« Il n'y a actuellement pas de cotation de soja pour 2025 », ce qui empêche les acheteurs d'avoir une idée du prix pour leurs commandes de l'an prochain, explique à l'AFP David Saelens, éleveur bovin dans la Somme et responsable Nutrition animale à la Coopération agricole. « Cela pose des problèmes d'organisation pour les usines » de fabrication d'aliments du bétail et crée « des risques de rupture d'approvisionnement et de tarifs plus élevés », ajoute-t-il.
Le règlement européen vise à interdire, à partir de 2025, l'importation de café, cacao, caoutchouc, huile de palme, soja, bœuf et bois ayant contribué à la déforestation. Mais ses modalités d'application sont encore floues, « notamment sur les moyens de certifier le soja importé non-déforestant », remarque le Syndicat national de l'industrie de la nutrition animale.
Quelles informations sont à transmettre, à qui, sous quel délai ? Résultat : « la majorité des importateurs, fournisseurs, ont suspendu leurs cotations et leurs clients, fabricants d'aliments pour animaux d'élevage, ne disposent que d'informations très partielles et insuffisantes sur les quantités à disposition », ajoute l'organisation.
90 % de soja importés
La France, même si elle tente depuis quelques années d'augmenter sa production d'oléagineux, importe encore plus de 90 % du soja consommé pour l'alimentation animale, majoritairement du Brésil, selon la Coopération agricole.

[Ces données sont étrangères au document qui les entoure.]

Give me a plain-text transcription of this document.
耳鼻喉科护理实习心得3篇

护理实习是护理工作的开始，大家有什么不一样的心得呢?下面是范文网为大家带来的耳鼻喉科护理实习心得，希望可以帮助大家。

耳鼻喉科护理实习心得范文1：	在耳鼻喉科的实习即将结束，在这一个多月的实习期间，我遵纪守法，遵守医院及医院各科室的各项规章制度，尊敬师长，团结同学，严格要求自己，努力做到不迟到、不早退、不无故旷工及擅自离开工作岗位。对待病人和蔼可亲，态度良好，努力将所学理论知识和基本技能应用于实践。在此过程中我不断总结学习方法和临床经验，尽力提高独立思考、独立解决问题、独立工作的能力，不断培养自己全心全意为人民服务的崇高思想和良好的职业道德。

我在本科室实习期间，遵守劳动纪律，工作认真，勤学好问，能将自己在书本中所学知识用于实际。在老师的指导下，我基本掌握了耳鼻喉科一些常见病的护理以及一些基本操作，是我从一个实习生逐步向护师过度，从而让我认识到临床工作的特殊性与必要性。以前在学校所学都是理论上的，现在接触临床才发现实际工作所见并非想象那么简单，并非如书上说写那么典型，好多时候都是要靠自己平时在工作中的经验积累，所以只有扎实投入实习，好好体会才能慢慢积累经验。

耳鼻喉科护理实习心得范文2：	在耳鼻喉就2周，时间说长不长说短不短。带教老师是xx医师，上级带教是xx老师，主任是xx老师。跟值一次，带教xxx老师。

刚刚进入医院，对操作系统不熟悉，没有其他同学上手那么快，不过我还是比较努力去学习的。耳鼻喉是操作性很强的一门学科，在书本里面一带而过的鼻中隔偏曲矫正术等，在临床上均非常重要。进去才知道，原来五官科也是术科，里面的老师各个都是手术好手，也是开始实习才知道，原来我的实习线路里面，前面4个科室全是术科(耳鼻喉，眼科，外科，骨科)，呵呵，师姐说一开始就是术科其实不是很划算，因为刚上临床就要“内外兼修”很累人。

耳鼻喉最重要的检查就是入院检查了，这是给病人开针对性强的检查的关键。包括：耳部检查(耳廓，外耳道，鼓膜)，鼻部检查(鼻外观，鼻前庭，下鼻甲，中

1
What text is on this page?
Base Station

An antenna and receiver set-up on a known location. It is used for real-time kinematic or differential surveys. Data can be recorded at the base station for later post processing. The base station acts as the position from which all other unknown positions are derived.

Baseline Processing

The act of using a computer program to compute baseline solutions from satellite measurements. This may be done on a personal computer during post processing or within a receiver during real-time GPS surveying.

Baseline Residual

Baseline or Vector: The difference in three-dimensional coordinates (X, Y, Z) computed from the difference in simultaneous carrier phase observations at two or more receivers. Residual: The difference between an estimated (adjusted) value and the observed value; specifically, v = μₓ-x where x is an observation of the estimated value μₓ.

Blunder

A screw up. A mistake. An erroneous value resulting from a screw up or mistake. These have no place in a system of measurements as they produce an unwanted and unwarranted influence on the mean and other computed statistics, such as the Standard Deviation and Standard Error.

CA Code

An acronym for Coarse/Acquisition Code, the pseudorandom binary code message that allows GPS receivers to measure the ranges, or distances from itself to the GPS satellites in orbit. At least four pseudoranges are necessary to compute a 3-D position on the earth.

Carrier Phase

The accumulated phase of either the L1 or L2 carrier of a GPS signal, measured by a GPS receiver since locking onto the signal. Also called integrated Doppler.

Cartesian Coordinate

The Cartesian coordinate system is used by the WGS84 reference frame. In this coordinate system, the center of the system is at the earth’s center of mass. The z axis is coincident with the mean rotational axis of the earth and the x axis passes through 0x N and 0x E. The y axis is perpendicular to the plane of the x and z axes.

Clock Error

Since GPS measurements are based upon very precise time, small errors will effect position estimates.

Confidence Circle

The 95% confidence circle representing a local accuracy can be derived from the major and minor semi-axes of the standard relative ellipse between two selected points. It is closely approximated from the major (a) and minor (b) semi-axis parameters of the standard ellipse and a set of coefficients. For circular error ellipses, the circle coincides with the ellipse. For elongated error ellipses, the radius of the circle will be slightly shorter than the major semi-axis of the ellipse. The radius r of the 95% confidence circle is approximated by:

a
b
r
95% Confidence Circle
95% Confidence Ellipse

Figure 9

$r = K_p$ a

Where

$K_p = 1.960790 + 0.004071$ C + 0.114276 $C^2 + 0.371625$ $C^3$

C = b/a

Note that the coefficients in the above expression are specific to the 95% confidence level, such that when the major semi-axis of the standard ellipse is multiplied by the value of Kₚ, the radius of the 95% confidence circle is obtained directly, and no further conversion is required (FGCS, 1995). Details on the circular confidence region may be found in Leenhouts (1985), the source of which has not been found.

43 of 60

Solteam, un des leaders de l'importation de soja en France, se dit « confiant » quant à sa capacité à se conformer au nouveau règlement. Mais ce dernier « pose des challenges opérationnels, à commencer par la plateforme d'échanges de données », pas encore disponible, remarque son directeur général Laurent Houis dans un message à l'AFP. Bruxelles devrait la lancer au quatrième trimestre, mais en attendant, « nous ne communiquons pas de prix publiquement sur le marché français au-delà de décembre 2024 », confirme-t-il.
Autre gros importateur de soja, le groupe Louis-Dreyfus assure travailler sur la collecte des données ou les titres de propriété pour garantir la traçabilité mais attend également « de plus amples détails de la part de la Commission européenne pour guider la mise en œuvre » de la directive.
Si elles ne respectent pas les règles, les entreprises peuvent être sanctionnées à hauteur de 4 % du chiffre d'affaires, voire être interdites d'accès au marché, indique à l'AFP Claude Soudé, directeur adjoint de la Fédération des producteurs d'oléagineux et protéagineux. Elles « ne veulent donc prendre aucun risque (...). Elles veulent savoir avec certitude sur quels documents elles seront jugées. »
« Petits producteurs punis »
Au Brésil, les acteurs de la filière assurent aussi être prêts. Les négociants notamment « travaillent d'arrache-pied sur cette question, en particulier sur la logistique, afin de garantir la traçabilité nécessaire », indique Azael Pizzolato Neto, président de l'Association brésilienne des producteurs de soja de l'État de Sao Paulo.
Le Brésil possède déjà une législation stricte sur la déforestation, remarque-t-il dans un courriel. Si une pénurie de soja sur le marché européen survient, ce ne sera pas en raison d'un « manque de produits répondant aux exigences » mais de « l'inefficacité européenne », affirme-t-il.
Même son de cloche chez Carolina Teodoro de l'Organisation des coopératives de l'État du Parana qui regroupe près de 168 000 agriculteurs, pour qui ces derniers ont tout « intérêt » à « maintenir les relations commerciales » avec les clients européens. « Nous espérons (que les certifications déjà en place sur l'environnement) seront suffisantes », dit-elle à l'AFP. Le ministère brésilien du Commerce plaide en ce sens, pour « la prise en compte des données et des systèmes brésiliens dans la définition de la déforestation » par l'UE.
La Confédération nationale agricole brésilienne craint que les exigences européennes puissent « punir les petits producteurs », qui ont moins de moyens pour apporter les preuves, satellitaires notamment, que leurs récoltes ne participent pas à la déforestation, dit une responsable, Sueme Moria.
La Commission européenne n'a pas répondu aux sollicitations de l'AFP sur l'application du texte. Bruxelles assurait toutefois en mars avoir apporté « un soutien technique et financier » aux pays exportateurs concernés pour établir des systèmes de traçabilité, pour l'acquisition d'équipements de géolocalisation par exemple.